“Though war destroys civilizations it is, at the same time, the mother of new civilizations” [Ishiwara Kanji, Sensoshi taikan, pp.51-2]
By 1933, with Japan in the wake of the Manchuria Crisis, there was no doubt that by this stage the nation was committed to a course of total expansion on the mainland and abroad. In the eyes of Japan’s military and naval commanders, progression in this fashion would see Japan inevitably clash with its surrounding nations, most notably the Soviet Union, as it fought to establish itself. While the Soviet Union seemed to constitute the most immediate barrier to Japan’s aims of territorial expansion in the eyes of the majority of the Japanese General Staff, Ishiwara Kanji begged to differ. Ishiwara believed Japan’s Final War would see the nation lock horns with the united States.

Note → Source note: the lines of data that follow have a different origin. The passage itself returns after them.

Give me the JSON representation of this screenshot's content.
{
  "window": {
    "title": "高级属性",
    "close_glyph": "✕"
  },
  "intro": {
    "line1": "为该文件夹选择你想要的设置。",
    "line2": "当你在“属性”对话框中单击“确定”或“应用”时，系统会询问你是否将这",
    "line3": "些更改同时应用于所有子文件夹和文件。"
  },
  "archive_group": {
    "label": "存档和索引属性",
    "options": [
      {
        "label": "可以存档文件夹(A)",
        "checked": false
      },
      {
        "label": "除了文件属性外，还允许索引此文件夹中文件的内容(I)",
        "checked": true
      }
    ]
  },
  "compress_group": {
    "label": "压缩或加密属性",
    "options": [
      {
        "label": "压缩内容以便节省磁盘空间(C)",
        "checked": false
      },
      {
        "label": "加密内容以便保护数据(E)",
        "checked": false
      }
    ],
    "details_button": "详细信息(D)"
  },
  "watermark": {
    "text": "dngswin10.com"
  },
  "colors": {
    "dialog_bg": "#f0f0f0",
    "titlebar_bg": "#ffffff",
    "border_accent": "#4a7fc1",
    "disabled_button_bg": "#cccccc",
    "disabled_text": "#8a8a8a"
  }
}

Within Mark Peattie’s Ishiwara Kanji and Japan’s confrontation with the West, Peattie offers a highly detailed biographical insight into the time spent by Ishiwara in the General Staff during the 1930s. With reference to this period, Peattie examines specifically Japan’s plan of implementing a National Defence program that, once implemented, would see Japan emerge as the “leader of East Asia” (p.202). Peattie’s threefold approach to the program is centred around assessing the military influence on the policy, the morality of Japan’s pan-Asian campaigns, and the rationality behind Japan’s foreign and domestic projects.
Ishiwara’s prominence in the Manchuria campaign contributed significantly to the inflation of his prestige in the immediate aftermath. One of the key questions that Peattie therefore looks to offer in his work is whether or not Ishiwara developed such influence in the General Staff due to the power behind his own ideas for the future of Japan, or instead if his success in Manchuria was merely the reason he gained fame? Peattie does consider that by 1933, Ishiwara’s plans for a National Defence State, coupled with the growth of an ideological Russo-phobia and Japanese spiritual faith in its military capabilities, a climate was in place that would form the “basic cleavage in the Imperial Army as to how to prepare the nation for war” (p.188). With regard to this point, Peattie emphasises how the combination of a militant Buddhism with prevailing European, and also Western, fears helped to produce Ishiwara’s concept of an inevitable ‘Final War’.
Most recent historiography from Clinton Godart has sought to refine Japanese motivations for a Final War with the West. Godart’s 2015 article, “Nichirenism, Utopianism, and Modernity: Rethinking Ishiwara Kanji’s East Asia League Movement”, focuses more on the Nichiren Buddhist aspects of Japanese militarisation during the 1930s and how these would ultimately be put into practice to facilitate the realisation a specific Buddhist utopian vision for the future (pp.237-8). These “fascist Nichirenist” tendencies contrast somewhat with the vision previously put forward by Peattie who instead looks to centralise his focus more on Japan’s preparation for the Final War through pan-Asian ideals, specifically the unification of East Asia under Japanese oversight. Ishiwara’s proposition of an East Asian League would see China and Manchukuo come together with Japan, along with its colonies Korea and Taiwan, to form a self-sufficient bloc capable of confronting the “Soviet Union on the Asian continent and the Anglo-American nations at sea” (p.195).
By the mid-to-late 1930s, Japan and the United States were certainly “racing to complete their respective civilizations”, and as Peattie exemplifies, “their progress along rapidly converging paths would inevitably terminate in violent collision” (p.57). What can be taken from Peattie’s argument is that this future conflict of major proportions between these two powerhouses would result in one final synthesis of human culture and ideals. Victory for Japan would leave the nation free to guide and unify the world for generations to come. However, before Japan could count herself fully prepared for this final showdown with the United States, she would need to establish her goal of formulating the East Asian League, and ensuring this was in place and ready before the Final War came.
Of course, what systematically shuts down Ishiwara’s ambitions of this ever coming into fruition was the outbreak of conflict between Japan and China in 1937. What can clearly be established from Peattie’s work is how Ishiwara’s failure to curb enthusiasm for a short, decisive conflict with China in 1937 essentially caused his plans for an East Asian League to disintegrate. Perhaps one of the key takeaways from Japan’s confrontation with the West is the ambivalent nature of pan-Asian ideals in Japan during the 1930s. Ishiwara’s visions of a unified Asia seemed somewhat contradictory given the narrative that surrounded his involvement in Manchuria. The surfacing of conflict and an anti-Japanese front in the 1937 Sino-Japanese War was arguably the result of decades of foreign interference and humiliation for China.